The importance of data cannot be overstated in our day and age when the online presence of our citizens is growing exponentially. Data can be of immense use, not only for private enterprises in better understanding their customers, but also to policymakers in better targeting public policies. Its use in India, however, has been somewhat curtailed amid a heated debate over the privacy risks it poses. The way forward isn’t in keeping completely off data, but in laying down the rules of its use. To that end, the Economic Survey’s discussion on the importance of data and the need to treat it as a “public good" is interesting.

The Survey notes that private entities have been at the forefront of its use. Public policy framers, however, have lagged behind. This presents an opportunity. The government has huge amounts of information on citizens collected through various departments. But much of it is stored separately. The benefits could be enormous, it believes, if all this can be integrated. For instance, if policymakers can collate income tax data with that on subsidy disbursements, it could help detect beneficiaries who may be ineligible on the basis of their income, but still are availing government subsidies. By eliminating such beneficiaries, the scarce government resources could be redirected to serve more needy citizens.

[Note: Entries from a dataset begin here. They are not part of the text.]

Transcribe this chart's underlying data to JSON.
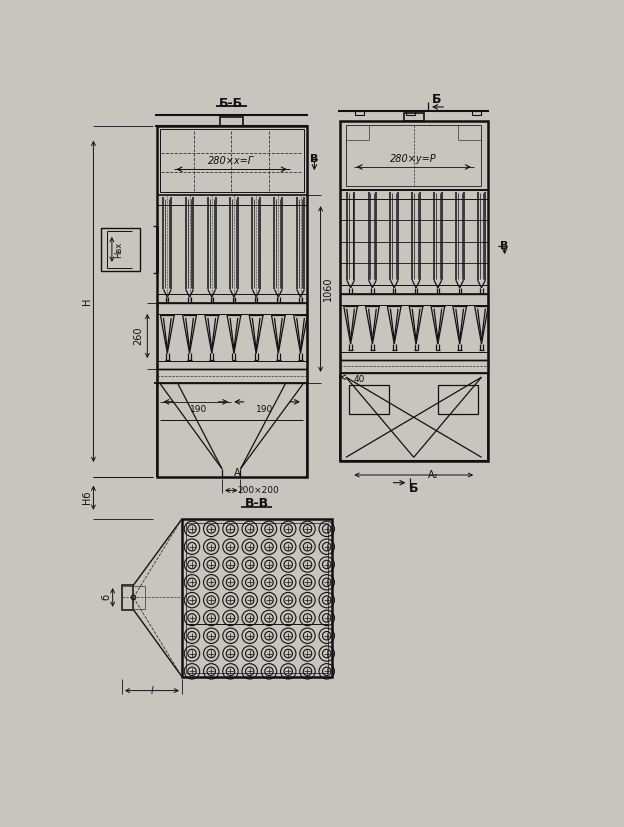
{
  "bg_color": "#c8c5be",
  "lc": "#111111",
  "dc": "#333333",
  "fig_w": 6.24,
  "fig_h": 8.27,
  "dpi": 100,
  "labels": {
    "bb": "Б-Б",
    "vv": "В-В",
    "B_top": "Б",
    "B_bot": "Б",
    "V_left": "В",
    "V_right": "В",
    "dim1": "280×х=Г",
    "dim2": "280×y=P",
    "d260": "260",
    "d190": "190",
    "dA": "A",
    "d200": "200×200",
    "d1060": "1060",
    "d40": "40",
    "dA2": "A₂",
    "dH": "H",
    "dHvx": "Hвх",
    "dHb": "Hб",
    "db": "б",
    "dl": "l"
  }
}
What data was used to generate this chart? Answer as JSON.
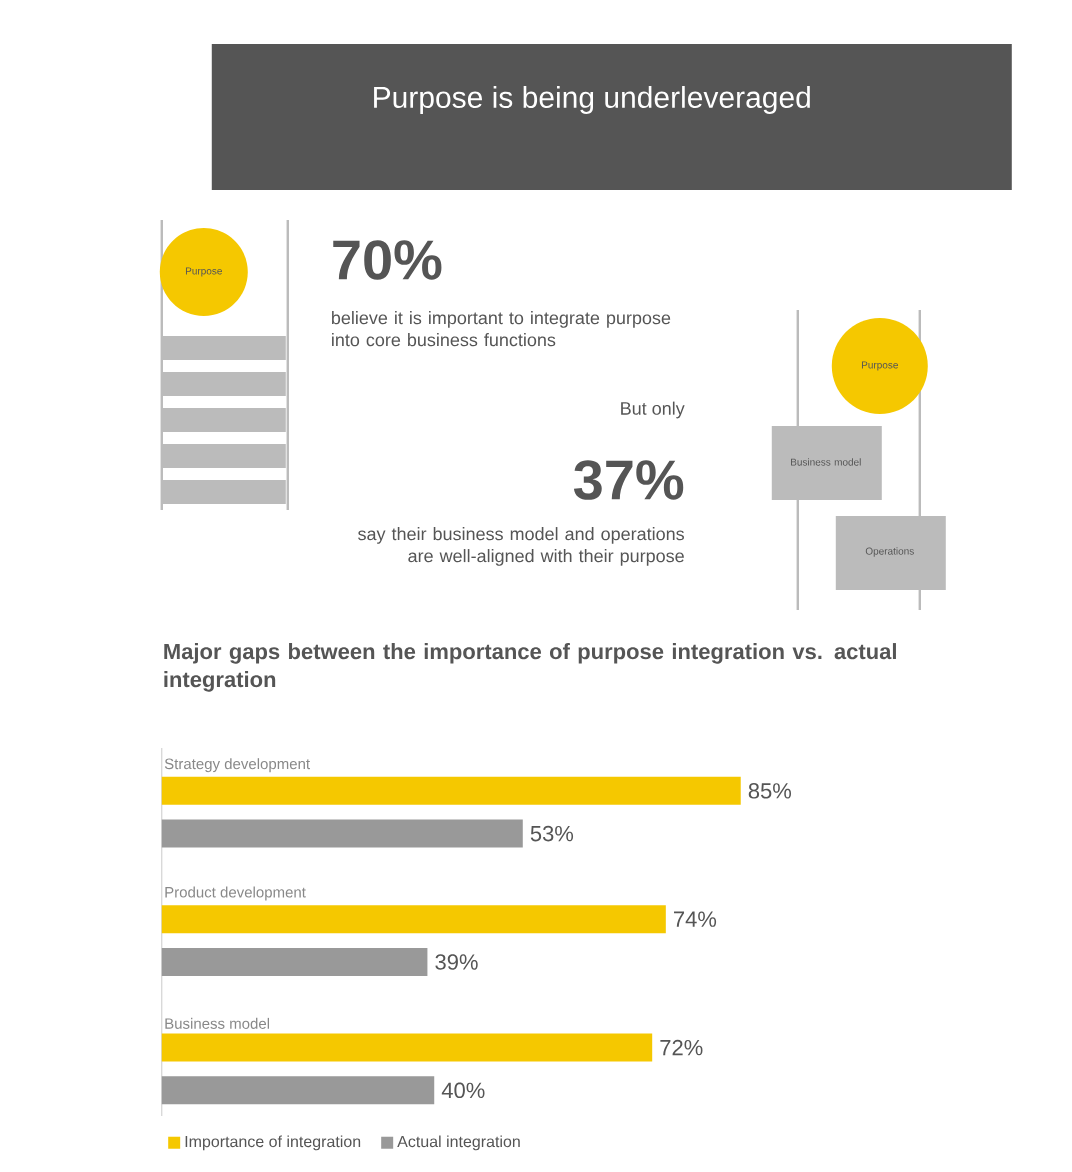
{
  "chart_data": {
    "type": "bar",
    "orientation": "horizontal",
    "title": "Purpose is being underleveraged",
    "subtitle": "Major gaps between the importance of purpose integration vs. actual integration",
    "annotations": [
      "70%",
      "believe it is important to integrate purpose into core business functions",
      "But only",
      "37%",
      "say their business model and operations are well-aligned with their purpose",
      "Purpose",
      "Purpose",
      "Business model",
      "Operations"
    ],
    "categories": [
      "Strategy development",
      "Product development",
      "Business model"
    ],
    "series": [
      {
        "name": "Importance of integration",
        "color": "#f5c800",
        "values": [
          85,
          74,
          72
        ],
        "value_labels": [
          "85%",
          "74%",
          "72%"
        ]
      },
      {
        "name": "Actual integration",
        "color": "#999999",
        "values": [
          53,
          39,
          40
        ],
        "value_labels": [
          "53%",
          "39%",
          "40%"
        ]
      }
    ],
    "legend": "bottom left"
  }
}
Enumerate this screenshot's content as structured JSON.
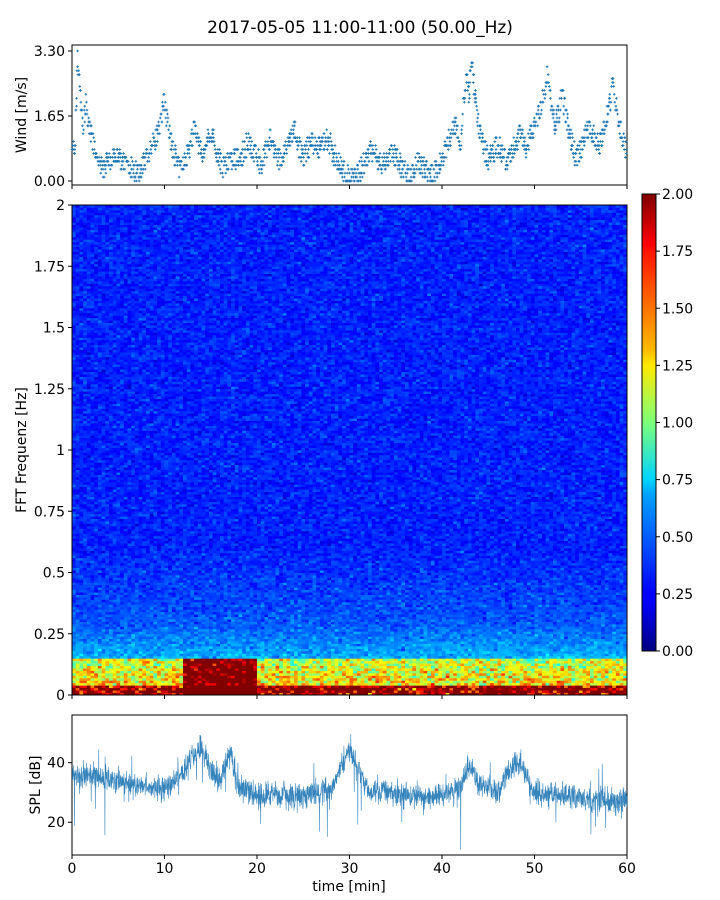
{
  "title": "2017-05-05 11:00-11:00 (50.00_Hz)",
  "chart_data": [
    {
      "type": "scatter",
      "name": "wind",
      "ylabel": "Wind [m/s]",
      "ylim": [
        0,
        3.3
      ],
      "yticks": [
        "0.00",
        "1.65",
        "3.30"
      ],
      "xlim": [
        0,
        60
      ],
      "marker_color": "#1f77b4",
      "points_xy": [
        [
          0.0,
          1.0
        ],
        [
          0.3,
          0.6
        ],
        [
          0.6,
          3.1
        ],
        [
          0.9,
          2.2
        ],
        [
          1.2,
          1.3
        ],
        [
          1.5,
          1.9
        ],
        [
          2.0,
          1.2
        ],
        [
          2.5,
          0.8
        ],
        [
          3.0,
          0.3
        ],
        [
          3.5,
          0.4
        ],
        [
          4.0,
          0.5
        ],
        [
          4.5,
          0.6
        ],
        [
          5.0,
          0.6
        ],
        [
          5.5,
          0.5
        ],
        [
          6.0,
          0.4
        ],
        [
          6.5,
          0.3
        ],
        [
          7.0,
          0.2
        ],
        [
          7.5,
          0.3
        ],
        [
          8.0,
          0.6
        ],
        [
          8.5,
          0.8
        ],
        [
          9.0,
          1.0
        ],
        [
          9.5,
          1.4
        ],
        [
          9.9,
          2.0
        ],
        [
          10.3,
          1.5
        ],
        [
          10.7,
          1.0
        ],
        [
          11.2,
          0.6
        ],
        [
          11.6,
          0.3
        ],
        [
          12.0,
          0.4
        ],
        [
          12.4,
          0.6
        ],
        [
          12.8,
          0.9
        ],
        [
          13.2,
          1.3
        ],
        [
          13.6,
          1.0
        ],
        [
          14.0,
          0.7
        ],
        [
          14.4,
          0.8
        ],
        [
          14.8,
          1.2
        ],
        [
          15.2,
          1.1
        ],
        [
          15.6,
          0.7
        ],
        [
          16.0,
          0.5
        ],
        [
          16.5,
          0.3
        ],
        [
          17.0,
          0.5
        ],
        [
          17.5,
          0.6
        ],
        [
          18.0,
          0.5
        ],
        [
          18.5,
          0.7
        ],
        [
          19.0,
          1.0
        ],
        [
          19.5,
          0.8
        ],
        [
          20.0,
          0.6
        ],
        [
          20.5,
          0.4
        ],
        [
          21.0,
          0.8
        ],
        [
          21.5,
          1.1
        ],
        [
          22.0,
          0.8
        ],
        [
          22.5,
          0.5
        ],
        [
          23.0,
          0.7
        ],
        [
          23.5,
          1.0
        ],
        [
          24.0,
          1.3
        ],
        [
          24.5,
          0.9
        ],
        [
          25.0,
          0.6
        ],
        [
          25.5,
          0.8
        ],
        [
          26.0,
          1.0
        ],
        [
          26.5,
          0.8
        ],
        [
          27.0,
          0.9
        ],
        [
          27.5,
          1.1
        ],
        [
          28.0,
          0.9
        ],
        [
          28.5,
          0.6
        ],
        [
          29.0,
          0.4
        ],
        [
          29.5,
          0.2
        ],
        [
          30.0,
          0.1
        ],
        [
          30.5,
          0.1
        ],
        [
          31.0,
          0.2
        ],
        [
          31.5,
          0.4
        ],
        [
          32.0,
          0.6
        ],
        [
          32.5,
          0.8
        ],
        [
          33.0,
          0.6
        ],
        [
          33.5,
          0.4
        ],
        [
          34.0,
          0.5
        ],
        [
          34.5,
          0.6
        ],
        [
          35.0,
          0.7
        ],
        [
          35.5,
          0.4
        ],
        [
          36.0,
          0.3
        ],
        [
          36.5,
          0.2
        ],
        [
          37.0,
          0.3
        ],
        [
          37.5,
          0.5
        ],
        [
          38.0,
          0.3
        ],
        [
          38.5,
          0.2
        ],
        [
          39.0,
          0.1
        ],
        [
          39.5,
          0.3
        ],
        [
          40.0,
          0.6
        ],
        [
          40.5,
          0.9
        ],
        [
          41.0,
          1.2
        ],
        [
          41.5,
          1.4
        ],
        [
          42.0,
          1.0
        ],
        [
          42.3,
          1.8
        ],
        [
          42.6,
          2.6
        ],
        [
          42.9,
          2.2
        ],
        [
          43.2,
          3.2
        ],
        [
          43.5,
          2.3
        ],
        [
          43.8,
          1.6
        ],
        [
          44.2,
          1.1
        ],
        [
          44.6,
          0.8
        ],
        [
          45.0,
          0.6
        ],
        [
          45.5,
          0.7
        ],
        [
          46.0,
          0.9
        ],
        [
          46.5,
          0.7
        ],
        [
          47.0,
          0.5
        ],
        [
          47.5,
          0.7
        ],
        [
          48.0,
          1.0
        ],
        [
          48.5,
          1.2
        ],
        [
          49.0,
          0.8
        ],
        [
          49.5,
          1.1
        ],
        [
          50.0,
          1.4
        ],
        [
          50.5,
          1.8
        ],
        [
          51.0,
          2.1
        ],
        [
          51.4,
          2.7
        ],
        [
          51.8,
          1.9
        ],
        [
          52.2,
          1.4
        ],
        [
          52.6,
          1.7
        ],
        [
          53.0,
          2.2
        ],
        [
          53.5,
          1.5
        ],
        [
          54.0,
          1.0
        ],
        [
          54.5,
          0.6
        ],
        [
          55.0,
          0.8
        ],
        [
          55.5,
          1.2
        ],
        [
          56.0,
          1.4
        ],
        [
          56.5,
          1.1
        ],
        [
          57.0,
          0.9
        ],
        [
          57.5,
          1.3
        ],
        [
          58.0,
          1.8
        ],
        [
          58.5,
          2.5
        ],
        [
          59.0,
          1.6
        ],
        [
          59.5,
          1.1
        ],
        [
          60.0,
          0.8
        ]
      ]
    },
    {
      "type": "heatmap",
      "name": "spectrogram",
      "ylabel": "FFT Frequenz [Hz]",
      "ylim": [
        0,
        2
      ],
      "yticks": [
        "0",
        "0.25",
        "0.5",
        "0.75",
        "1",
        "1.25",
        "1.5",
        "1.75",
        "2"
      ],
      "xlim": [
        0,
        60
      ],
      "colormap": "jet",
      "clim": [
        0,
        2
      ],
      "colorbar_ticks": [
        "0.00",
        "0.25",
        "0.50",
        "0.75",
        "1.00",
        "1.25",
        "1.50",
        "1.75",
        "2.00"
      ],
      "high_energy_band_hz": [
        0,
        0.15
      ],
      "high_energy_time_min": [
        12,
        20
      ]
    },
    {
      "type": "line",
      "name": "spl",
      "ylabel": "SPL [dB]",
      "ylim": [
        9,
        56
      ],
      "yticks": [
        "20",
        "40"
      ],
      "xlabel": "time [min]",
      "xlim": [
        0,
        60
      ],
      "xticks": [
        "0",
        "10",
        "20",
        "30",
        "40",
        "50",
        "60"
      ],
      "line_color": "#1f77b4",
      "x": [
        0,
        2,
        4,
        6,
        8,
        10,
        11,
        12,
        13,
        14,
        15,
        16,
        17,
        18,
        20,
        22,
        24,
        26,
        28,
        29,
        30,
        31,
        32,
        34,
        36,
        38,
        40,
        42,
        43,
        44,
        46,
        47,
        48,
        49,
        50,
        52,
        54,
        56,
        58,
        60
      ],
      "y": [
        36,
        36,
        34,
        33,
        32,
        31,
        34,
        36,
        42,
        45,
        38,
        33,
        44,
        32,
        29,
        30,
        28,
        30,
        31,
        38,
        45,
        37,
        31,
        30,
        29,
        28,
        29,
        31,
        40,
        33,
        30,
        36,
        41,
        37,
        30,
        29,
        29,
        28,
        27,
        27
      ]
    }
  ]
}
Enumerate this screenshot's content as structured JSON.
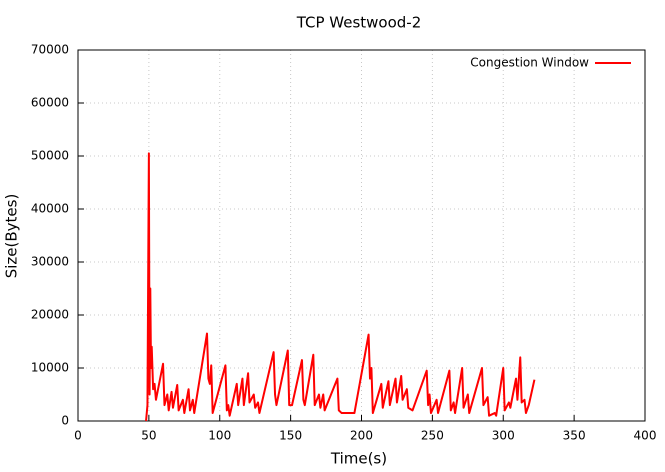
{
  "chart_data": {
    "type": "line",
    "title": "TCP Westwood-2",
    "x_label": "Time(s)",
    "y_label": "Size(Bytes)",
    "x": [
      48,
      49,
      50,
      50.5,
      51,
      51.5,
      52,
      53,
      54,
      55,
      60,
      61,
      63,
      64,
      66,
      67,
      70,
      71,
      74,
      75,
      78,
      79,
      81,
      82,
      91,
      92,
      93,
      94,
      95,
      104,
      105,
      106,
      107,
      112,
      113,
      116,
      117,
      120,
      121,
      124,
      125,
      127,
      128,
      138,
      139,
      140,
      148,
      149,
      151,
      158,
      159,
      160,
      166,
      167,
      170,
      171,
      173,
      174,
      183,
      184,
      186,
      195,
      205,
      206,
      207,
      208,
      214,
      215,
      219,
      220,
      224,
      225,
      228,
      229,
      232,
      233,
      236,
      246,
      247,
      248,
      249,
      253,
      254,
      262,
      263,
      265,
      266,
      271,
      272,
      275,
      276,
      285,
      286,
      289,
      290,
      294,
      295,
      300,
      301,
      304,
      305,
      309,
      310,
      312,
      313,
      315,
      316,
      318,
      322
    ],
    "series": [
      {
        "name": "Congestion Window",
        "color": "#ff0000",
        "values": [
          0,
          3000,
          50500,
          5000,
          25000,
          10000,
          14000,
          6000,
          7000,
          4000,
          10800,
          3000,
          5000,
          2000,
          5500,
          2500,
          6800,
          2000,
          4000,
          1500,
          6000,
          2000,
          4000,
          1500,
          16500,
          8000,
          7000,
          10500,
          1500,
          10500,
          2000,
          3000,
          1000,
          7000,
          3000,
          8000,
          3000,
          9000,
          3500,
          5000,
          2500,
          3500,
          1500,
          13000,
          5000,
          3000,
          13300,
          3000,
          3000,
          11500,
          4000,
          3000,
          12500,
          3000,
          5000,
          2500,
          5000,
          2000,
          8000,
          2000,
          1500,
          1500,
          16300,
          8000,
          10000,
          1500,
          7000,
          2500,
          7500,
          3000,
          8000,
          3500,
          8500,
          4000,
          6000,
          2500,
          2000,
          9500,
          3000,
          5000,
          1500,
          4000,
          1500,
          9500,
          2000,
          3500,
          1500,
          10000,
          2500,
          5000,
          1500,
          10000,
          3000,
          4500,
          1000,
          1500,
          1000,
          10000,
          2000,
          3500,
          2500,
          8000,
          4000,
          12000,
          3500,
          4000,
          1500,
          3000,
          7800
        ]
      }
    ],
    "xlim": [
      0,
      400
    ],
    "xticks": [
      0,
      50,
      100,
      150,
      200,
      250,
      300,
      350,
      400
    ],
    "ylim": [
      0,
      70000
    ],
    "yticks": [
      0,
      10000,
      20000,
      30000,
      40000,
      50000,
      60000,
      70000
    ],
    "grid": true,
    "legend": "top-right"
  }
}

The benefits may be numerous, but an important step would be to set out the rules for data usage, and put in place secure systems to store data and quell privacy concerns. For this, greater engagement between stakeholders to thrash out their differences is necessary. This would entail long-drawn discussions involving private entities, the government and the wider public. The Economic Survey has provided a start. Let’s hope all stakeholders come together to forge a constructive solution acceptable to all.